N-Methyl derivatives of 8-(methylthio)hypoxanthine(1) were synthesised by N-methylation of various 8-(methylthio)-compounds or by S-methylation of appropriate 8-mercaptopurin-6-ones. In 8-(methylthio)hypoxanthines, protonation takes place at the same positions as in the corresponding hypoxanthines. However, the neutral forms of compound (1), its 1- and 7-methyl derivatives and the 1,7-dimethyl homologue are methylated preferentially at N-3, in contrast with the alkylation of the corresponding hypoxanthines which takes place in the imidazole ring. This difference is ascribed to the steric effect of the 8-SMe substituent.The chemical shift of the S-methyl group is influenced little by protonation of the molecule, unless mesomerism can involve the thioether group. Participation of sulphonium-like resonance forms is, however, strongly hindered in the 7,9-dimethyl derivatives of (1). The latter compounds also undergo ready demethylation, hydrolysis, and thiolysis of the 8-methylthio-group.

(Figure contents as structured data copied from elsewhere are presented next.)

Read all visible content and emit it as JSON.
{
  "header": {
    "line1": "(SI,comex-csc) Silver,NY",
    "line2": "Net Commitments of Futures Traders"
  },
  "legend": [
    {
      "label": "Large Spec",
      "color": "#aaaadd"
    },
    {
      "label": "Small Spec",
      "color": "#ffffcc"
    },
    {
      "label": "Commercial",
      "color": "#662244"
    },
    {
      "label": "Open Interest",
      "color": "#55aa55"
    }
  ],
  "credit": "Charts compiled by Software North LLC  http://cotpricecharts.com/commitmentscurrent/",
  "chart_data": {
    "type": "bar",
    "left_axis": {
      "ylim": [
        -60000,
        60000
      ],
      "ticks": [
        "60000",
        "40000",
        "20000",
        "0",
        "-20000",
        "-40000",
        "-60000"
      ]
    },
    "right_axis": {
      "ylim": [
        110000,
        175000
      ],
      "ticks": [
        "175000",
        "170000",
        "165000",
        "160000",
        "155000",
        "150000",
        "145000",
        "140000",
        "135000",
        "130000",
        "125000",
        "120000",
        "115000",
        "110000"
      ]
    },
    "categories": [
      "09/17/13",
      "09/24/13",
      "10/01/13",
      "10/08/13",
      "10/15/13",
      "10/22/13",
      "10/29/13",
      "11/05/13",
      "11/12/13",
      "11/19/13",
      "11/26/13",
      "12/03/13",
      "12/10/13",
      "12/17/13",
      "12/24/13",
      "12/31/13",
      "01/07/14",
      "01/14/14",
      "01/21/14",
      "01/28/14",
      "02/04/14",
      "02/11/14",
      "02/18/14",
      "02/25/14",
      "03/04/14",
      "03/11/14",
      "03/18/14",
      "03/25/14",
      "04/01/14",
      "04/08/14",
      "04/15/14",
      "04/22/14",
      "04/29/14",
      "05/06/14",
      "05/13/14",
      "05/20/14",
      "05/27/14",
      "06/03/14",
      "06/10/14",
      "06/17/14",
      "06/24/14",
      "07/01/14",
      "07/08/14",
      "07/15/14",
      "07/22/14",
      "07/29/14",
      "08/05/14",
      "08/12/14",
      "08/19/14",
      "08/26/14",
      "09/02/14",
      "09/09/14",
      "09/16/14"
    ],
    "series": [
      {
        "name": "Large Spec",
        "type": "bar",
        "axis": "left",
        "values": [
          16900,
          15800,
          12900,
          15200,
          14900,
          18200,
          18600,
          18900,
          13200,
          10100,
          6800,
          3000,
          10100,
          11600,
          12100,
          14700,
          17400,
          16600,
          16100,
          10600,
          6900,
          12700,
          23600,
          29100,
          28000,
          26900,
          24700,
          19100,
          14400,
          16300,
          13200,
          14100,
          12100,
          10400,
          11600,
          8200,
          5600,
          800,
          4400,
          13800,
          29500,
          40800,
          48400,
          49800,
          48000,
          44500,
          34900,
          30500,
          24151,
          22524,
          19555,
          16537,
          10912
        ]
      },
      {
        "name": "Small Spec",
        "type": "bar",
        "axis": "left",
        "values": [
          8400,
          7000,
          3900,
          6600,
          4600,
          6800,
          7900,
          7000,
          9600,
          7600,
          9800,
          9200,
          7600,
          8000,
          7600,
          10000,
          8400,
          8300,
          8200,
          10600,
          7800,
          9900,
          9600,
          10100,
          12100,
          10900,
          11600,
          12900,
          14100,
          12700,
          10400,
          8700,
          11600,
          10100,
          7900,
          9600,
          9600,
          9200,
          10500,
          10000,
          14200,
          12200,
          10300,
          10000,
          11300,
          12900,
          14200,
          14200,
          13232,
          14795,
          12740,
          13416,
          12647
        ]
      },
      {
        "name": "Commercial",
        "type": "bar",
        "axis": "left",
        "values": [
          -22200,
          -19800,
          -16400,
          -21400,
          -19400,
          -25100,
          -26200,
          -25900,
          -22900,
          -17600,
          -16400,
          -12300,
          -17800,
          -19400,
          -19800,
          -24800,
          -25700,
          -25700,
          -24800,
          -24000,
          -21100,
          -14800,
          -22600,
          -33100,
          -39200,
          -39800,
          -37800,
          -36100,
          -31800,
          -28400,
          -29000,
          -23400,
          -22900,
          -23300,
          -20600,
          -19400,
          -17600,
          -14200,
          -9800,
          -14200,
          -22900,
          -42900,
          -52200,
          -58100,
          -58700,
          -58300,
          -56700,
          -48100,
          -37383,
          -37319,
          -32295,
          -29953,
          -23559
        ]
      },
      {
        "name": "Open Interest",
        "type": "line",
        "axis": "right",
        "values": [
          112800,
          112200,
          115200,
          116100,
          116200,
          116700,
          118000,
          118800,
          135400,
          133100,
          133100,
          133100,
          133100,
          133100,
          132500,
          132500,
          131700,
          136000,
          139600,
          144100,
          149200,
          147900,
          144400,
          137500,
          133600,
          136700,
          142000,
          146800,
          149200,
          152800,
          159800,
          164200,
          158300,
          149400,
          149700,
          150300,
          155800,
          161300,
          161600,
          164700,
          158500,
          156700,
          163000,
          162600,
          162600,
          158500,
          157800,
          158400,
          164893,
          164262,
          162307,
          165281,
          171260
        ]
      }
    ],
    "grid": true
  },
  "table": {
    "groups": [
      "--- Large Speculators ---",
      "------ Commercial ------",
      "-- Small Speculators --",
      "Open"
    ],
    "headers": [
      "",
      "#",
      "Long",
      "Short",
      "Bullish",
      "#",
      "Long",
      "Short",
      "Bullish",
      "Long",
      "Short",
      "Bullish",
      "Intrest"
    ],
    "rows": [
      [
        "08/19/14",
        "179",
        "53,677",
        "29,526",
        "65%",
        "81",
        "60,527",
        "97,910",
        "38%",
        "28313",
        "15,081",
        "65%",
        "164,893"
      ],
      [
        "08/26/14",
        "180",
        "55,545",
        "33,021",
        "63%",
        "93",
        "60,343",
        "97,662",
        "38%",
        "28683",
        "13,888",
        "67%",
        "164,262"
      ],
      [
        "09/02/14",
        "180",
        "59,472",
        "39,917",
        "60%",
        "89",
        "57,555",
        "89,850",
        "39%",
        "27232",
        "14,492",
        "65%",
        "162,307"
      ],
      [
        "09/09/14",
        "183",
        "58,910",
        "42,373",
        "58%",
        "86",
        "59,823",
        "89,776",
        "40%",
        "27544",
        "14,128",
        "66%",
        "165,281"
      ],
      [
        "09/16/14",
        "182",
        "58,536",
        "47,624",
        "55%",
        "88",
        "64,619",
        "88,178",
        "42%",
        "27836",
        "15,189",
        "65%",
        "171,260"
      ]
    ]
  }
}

Purine-6,8-diones: a study of their ionisation and their methylation reactions

Purine-6,8-diones are divided by their physical properties into three classes: those of class (a) carry a hydrogen atom or a methyl group at position 1, and those of class (b) bear a 3-methyl substituent. The members of class (c), bearing both 1- and 3-methyl groups, exist either as betaine or, after protonation, as the conjugate acids, with the positive charge confined to the pyrimidine ring. Anions are formed predominantly by proton loss from position 9. Consistent with this, methylation of monoanions proceeds at position 9, except in the case of members of class (b), where alkylation at N-9 is sterically hindered by the 3-methyl substituent. Methylation of dianions follows in general the sequence of proton attachment, unless steric factors prevent this.Protonation and alkylation of neutral molecules proceeds predominantly in the pyrimidine ring. However in the case of 9-methyl derivatives, methylation at N-3 is sterically hindered.